Currently, over 280 million Africans suffer from chronic hunger while food systems struggle to meet rising demands.

Therefore, the 10-year programme is planned to address these issues by promoting climate-resilient agriculture, improving infrastructure, reducing food waste, and enhancing regional trade in agricultural goods. This is in a bid to equip Africa to feed itself sustainably.

At the Kampala ministerial meeting, Prime Minister of the Republic of Uganda, Robinah Nabbanja, while recalling important statistics that point to the richness of African soils, abundance of arable land and fresh water, and a 60% population engaged in agriculture, expressed the highest shame that the continent’s food imports cost up to $100 billion.

“This summit should come up with concrete proposals on how Africa can come out of such an undesirable situation. For us to guarantee our future as Africans, we must feed ourselves,” she told the gathering in a tectonic language.

The Commissioner for Agriculture, Rural Development, Blue Economy and Sustainable Environment at the African Union Commission, Ambassador Josefa Sacko, commented on the importance of the strategy, saying it “aims to boost food production, expand value addition, boost intra-Africa trade, create millions of jobs for the youth and women, build inclusive agrifood value chains, and build resilient and sustainable agrifood systems that will withstand shocks and stressors now and in the future.

Furthermore, we are dedicated to strengthening governance through evidence-based decision-making and enhancing accountability among all stakeholders. Inclusivity is a fundamental aspect of our approach; we will ensure that women, youth, and marginalized groups have access to resources, thereby facilitating their equitable participation in the agrifood sector.”

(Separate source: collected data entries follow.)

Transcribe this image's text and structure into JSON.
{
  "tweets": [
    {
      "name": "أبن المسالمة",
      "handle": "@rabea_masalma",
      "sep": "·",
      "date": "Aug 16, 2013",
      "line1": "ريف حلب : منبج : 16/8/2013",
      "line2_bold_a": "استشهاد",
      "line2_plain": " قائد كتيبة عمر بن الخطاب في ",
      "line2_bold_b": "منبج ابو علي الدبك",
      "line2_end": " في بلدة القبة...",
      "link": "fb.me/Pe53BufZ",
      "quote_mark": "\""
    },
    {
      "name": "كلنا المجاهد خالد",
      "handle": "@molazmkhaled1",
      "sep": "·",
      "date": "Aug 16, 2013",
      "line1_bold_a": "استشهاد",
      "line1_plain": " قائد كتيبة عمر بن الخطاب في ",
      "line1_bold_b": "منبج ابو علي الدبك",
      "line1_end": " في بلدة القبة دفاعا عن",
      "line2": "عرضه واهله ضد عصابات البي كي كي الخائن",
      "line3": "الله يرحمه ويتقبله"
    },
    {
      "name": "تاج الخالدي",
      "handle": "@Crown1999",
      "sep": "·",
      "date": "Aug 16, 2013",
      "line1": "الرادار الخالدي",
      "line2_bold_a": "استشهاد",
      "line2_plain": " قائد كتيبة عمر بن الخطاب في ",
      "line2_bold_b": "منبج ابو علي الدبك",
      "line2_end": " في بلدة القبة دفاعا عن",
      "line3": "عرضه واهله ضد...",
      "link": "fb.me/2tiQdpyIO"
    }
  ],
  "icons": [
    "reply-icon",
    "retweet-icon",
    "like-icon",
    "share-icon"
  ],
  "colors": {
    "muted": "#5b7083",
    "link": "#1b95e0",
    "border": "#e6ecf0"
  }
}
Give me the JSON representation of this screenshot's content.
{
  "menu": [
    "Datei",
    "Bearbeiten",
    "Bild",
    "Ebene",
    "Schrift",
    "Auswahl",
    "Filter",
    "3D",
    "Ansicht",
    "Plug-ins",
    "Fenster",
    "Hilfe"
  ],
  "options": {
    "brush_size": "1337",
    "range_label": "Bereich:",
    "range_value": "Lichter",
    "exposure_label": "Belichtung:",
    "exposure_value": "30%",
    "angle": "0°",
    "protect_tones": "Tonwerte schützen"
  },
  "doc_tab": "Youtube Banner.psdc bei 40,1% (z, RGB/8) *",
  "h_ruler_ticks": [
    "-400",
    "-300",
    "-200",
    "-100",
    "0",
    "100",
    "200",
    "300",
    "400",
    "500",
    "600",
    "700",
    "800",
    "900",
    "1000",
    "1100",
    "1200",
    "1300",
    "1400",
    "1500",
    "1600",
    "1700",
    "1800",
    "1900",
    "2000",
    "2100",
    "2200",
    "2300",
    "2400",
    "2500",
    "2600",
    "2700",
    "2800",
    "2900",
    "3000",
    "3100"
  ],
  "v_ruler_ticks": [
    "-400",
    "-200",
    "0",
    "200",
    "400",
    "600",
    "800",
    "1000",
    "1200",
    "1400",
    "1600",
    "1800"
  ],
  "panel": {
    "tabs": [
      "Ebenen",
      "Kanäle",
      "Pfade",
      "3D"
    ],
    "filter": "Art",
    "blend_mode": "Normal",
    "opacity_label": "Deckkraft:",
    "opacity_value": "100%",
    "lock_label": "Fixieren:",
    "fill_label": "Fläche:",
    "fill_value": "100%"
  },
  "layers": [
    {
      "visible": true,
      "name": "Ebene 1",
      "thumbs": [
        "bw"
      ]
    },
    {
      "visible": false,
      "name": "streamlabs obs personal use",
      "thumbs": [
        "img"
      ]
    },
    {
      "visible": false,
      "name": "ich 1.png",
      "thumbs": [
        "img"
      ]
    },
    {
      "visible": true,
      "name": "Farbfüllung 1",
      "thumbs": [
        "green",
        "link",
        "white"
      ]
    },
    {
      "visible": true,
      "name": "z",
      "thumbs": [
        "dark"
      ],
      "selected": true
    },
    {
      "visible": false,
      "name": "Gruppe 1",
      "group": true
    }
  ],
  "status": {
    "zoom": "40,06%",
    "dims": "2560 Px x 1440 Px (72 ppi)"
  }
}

Dr Girma Amente, Minister of Agriculture of the Federal Democratic Republic of Ethiopia, whose Prime Minister Dr Abiy Ahmed, is the Champion of the Comprehensive Africa Agriculture Development Programme (CAADP) Strategy and Action Plan 2026- 2035, highlighted how Ethiopia has cascaded CAADP into the national agricultural investment plan (NAIP).

“The plan emphasizes the importance of increasing public investment in agriculture, which is crucial for achieving the CAADP target. Ethiopia has significantly increased its agricultural budget allocation and has demonstrated its commitment by meeting the 6 per cent annual growth target of CAADP.

The implementation of the National Agricultural Investment Plan (NAIP) has contributed to consistent improvements in annual agricultural production, elevating both crop yields and overall food and livestock production, and also performed better in addressing the resilience targets of the CAADP,” explained Girma Amente.

In his turn, Uganda’s Minister of Agriculture, Animal Industry and Fisheries, Frank Tumwebaze, who led the drafting of the CAADP Strategy and Action Plan in his capacity as the Chair of the Specialised Technical Committee of the AU on Agriculture, Rural Development, Water and Environment, stressed the need to move into implementation of the strategy, as soon as the summit ends.

“The planning phase of the Kampala CAADP Agenda ends during this Summit. We must, therefore, move into implementation and execution mode. It is by focusing on execution that we can make a meaningful impact to the continent and its people. We must move, not with the times, but ahead of times.

“This calls for advances in technological research and practices, building agricultural systems that are resilient to climate change and other shocks, agro-industrialization, and the like,” according to Frank Tumwebaze.

The three-day Extraordinary Summit in Kampala was organized to adopt the 10-Year CAADP Strategy and Action Plan to advance agricultural transformation and food systems in Africa. But that was dominated by high-level speeches, with little hope of concretely addressing key questions relating to ensuring food security in the continent.

The majority of African countries hold steadfastly to maintain the status quo, ready to allocate large part of their annual budgets to increase imports. There was little hope for any significant results and remarkable change in driving agricultural transformation across Africa after second day of the summit, dedicated to deliberations by Ministers of Foreign Affairs, and the 11th January meeting by Heads of State and Government.